Kulturwandler Ralf Rangnick
Es fällt angesichts der letzten Tage tatsächlich schwer, glaubhaft einen Schritt zurück zu machen, die Situation als Ganzes zu betrachten und nüchtern auf dieses Achtelfinale zu blicken. Zumindest uns Beobachtern. Weite Teile der Fanbasis sehen das ÖFB-Team schon zumindest im Halbfinale – und es ist nicht von der Hand zu weisen, dass es aus heimischer Sicht nicht ganz ungünstig ist, wie sich Favoriten und Außenseiter auf die beiden Turnier-Äste verteilen.
Wie man Team und Stab zuletzt erlebt hat, darf aber die Sicherheit vermitteln, dass die dort in ihrer Basis in Berlin die Lage sehr wohl richtig einschätzen können. Das ist Rangnicks Verdienst, und auch er selbst scheint sich in den letzten zwei Jahren ein wenig verändert zu haben – zumindest ist das der Eindruck, den man als Außenstehender bekommt. Er wirkt nicht mehr so professoral wie früher, es menschelt mehr. Rangnick hat erkannt, wie wichtig das „Man Management“ in einem Teamchef-Job bei einem Nationalteam ist. Die Spieler fühlen sich auf der persönlichen Ebene verstanden, sie fühlen sich in seiner Spielweise wohl und kommen gerne zum Team. Das merkt man.

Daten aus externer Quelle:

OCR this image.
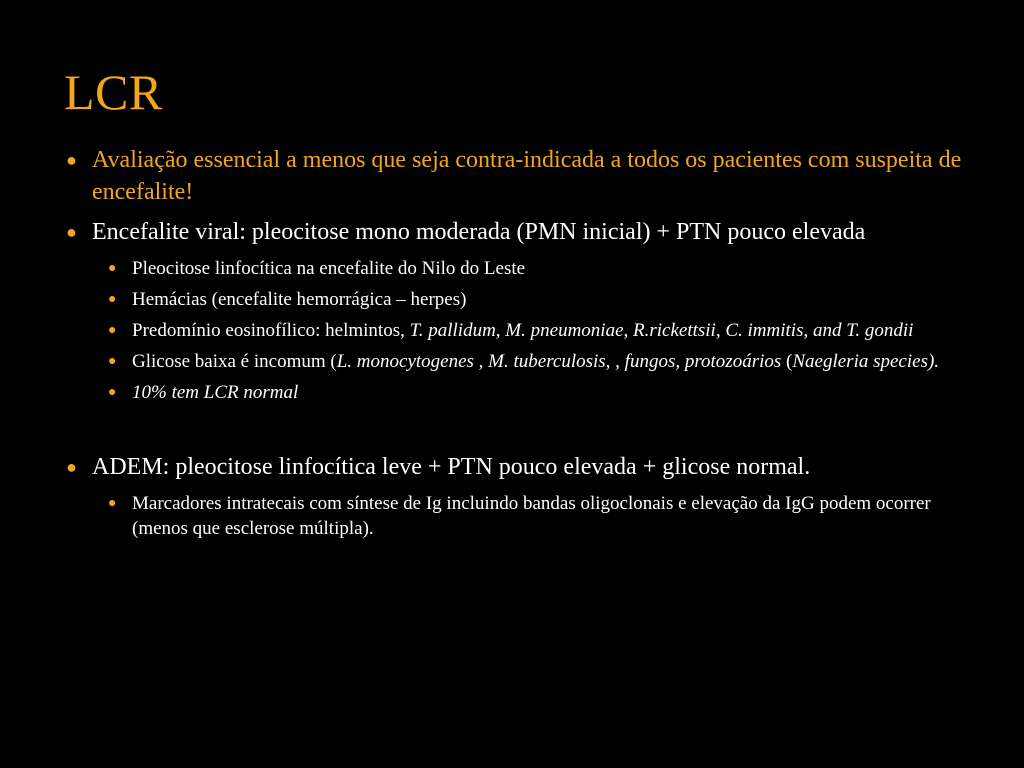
LCR
● Avaliação essencial a menos que seja contra-indicada a todos os pacientes com suspeita de encefalite!
● Encefalite viral: pleocitose mono moderada (PMN inicial) + PTN pouco elevada
● Pleocitose linfocítica na encefalite do Nilo do Leste
● Hemácias (encefalite hemorrágica – herpes)
● Predomínio eosinofílico: helmintos, T. pallidum, M. pneumoniae, R.rickettsii, C. immitis, and T. gondii
● Glicose baixa é incomum (L. monocytogenes , M. tuberculosis, , fungos, protozoários (Naegleria species).
● 10% tem LCR normal
● ADEM: pleocitose linfocítica leve + PTN pouco elevada + glicose normal.
● Marcadores intratecais com síntese de Ig incluindo bandas oligoclonais e elevação da IgG podem ocorrer (menos que esclerose múltipla).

Die Hitze des Gefechts eines solchen Turniers – vor allem eines EM-Turniers, das aus österreichischer Sicht so emotional verläuft wie dieses – sind die Momente, in denen die in den letzten Jahren ausgebrachte Saat geerntet wird. Wie weit es noch geht? Es ist nicht egal, natürlich nicht. Aber was immer auch noch kommen mag, nicht nur gefühlt ist dies das tollste ÖFB-Team seit 1978, sondern nun auch verbrieft.
Als erster Gruppensieger bei einem Großturnier seit eben jener WM in Argentinien.